El libro fue traducido a siete idiomas.

Ganó premios.

Fue adaptado a teatro.

Inspiró foros, documentales, tesis.

Pero más importante:

Fue leído.

En universidades, en cárceles, en escuelas.

En despachos judiciales.

En salas de espera.

Algunos lo odiaron.

Otros lo negaron.

Muchos lo agradecieron.

El Club ya no existe como tal.

No hay bodega.

No hay manifiestos.

No hay comunicados.

Pero hay algo más fuerte:

Una red de personas que decidieron hablar.

No como activistas.

Como ciudadanos.

Valeria da clases.

Mariana escribe.

Andrea coordina un archivo de testimonios.
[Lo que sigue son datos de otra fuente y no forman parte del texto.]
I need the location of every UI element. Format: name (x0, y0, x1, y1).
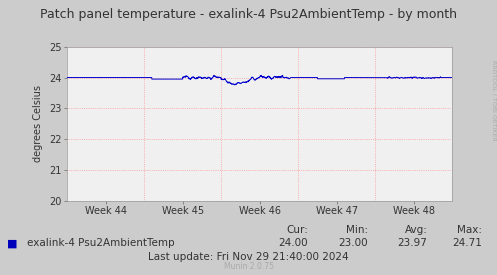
Text: 23.00: 23.00 (338, 238, 368, 248)
Text: Munin 2.0.75: Munin 2.0.75 (224, 262, 273, 271)
Text: Max:: Max: (457, 225, 482, 235)
Text: exalink-4 Psu2AmbientTemp: exalink-4 Psu2AmbientTemp (27, 238, 175, 248)
Text: 23.97: 23.97 (398, 238, 427, 248)
Text: Last update: Fri Nov 29 21:40:00 2024: Last update: Fri Nov 29 21:40:00 2024 (148, 252, 349, 262)
Text: Min:: Min: (345, 225, 368, 235)
Text: 24.71: 24.71 (452, 238, 482, 248)
Text: ■: ■ (7, 238, 18, 248)
Text: Patch panel temperature - exalink-4 Psu2AmbientTemp - by month: Patch panel temperature - exalink-4 Psu2… (40, 8, 457, 21)
Text: RRDTOOL / TOBI OETIKER: RRDTOOL / TOBI OETIKER (491, 60, 496, 141)
Y-axis label: degrees Celsius: degrees Celsius (33, 85, 43, 162)
Text: Avg:: Avg: (405, 225, 427, 235)
Text: 24.00: 24.00 (278, 238, 308, 248)
Text: Cur:: Cur: (286, 225, 308, 235)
Lucía desapareció de lo público.

Pero cada tanto, envía un sobre.

Sin remitente.

Con pruebas.

Elías vive en una casa pequeña, lejos de la ciudad.

No da entrevistas.

No escribe memorias.

Solo cuida un jardín.

Y cada tanto, recibe cartas.

Algunas lo insultan.

Otras lo perdonan.

Una, solo decía:

“Gracias por no destruirlo todo.”

Nadie sabe quién la envió.

Pero él la guarda.

En la última página del libro, hay una nota manuscrita.

No está en todas las ediciones.

Solo en algunas.

Las que circularon antes de la censura.

Las que escaparon al control.

Dice:

“Si estás leyendo esto, es porque alguien decidió no callar.

Y ahora te toca a ti decidir qué haces con lo que sabes.”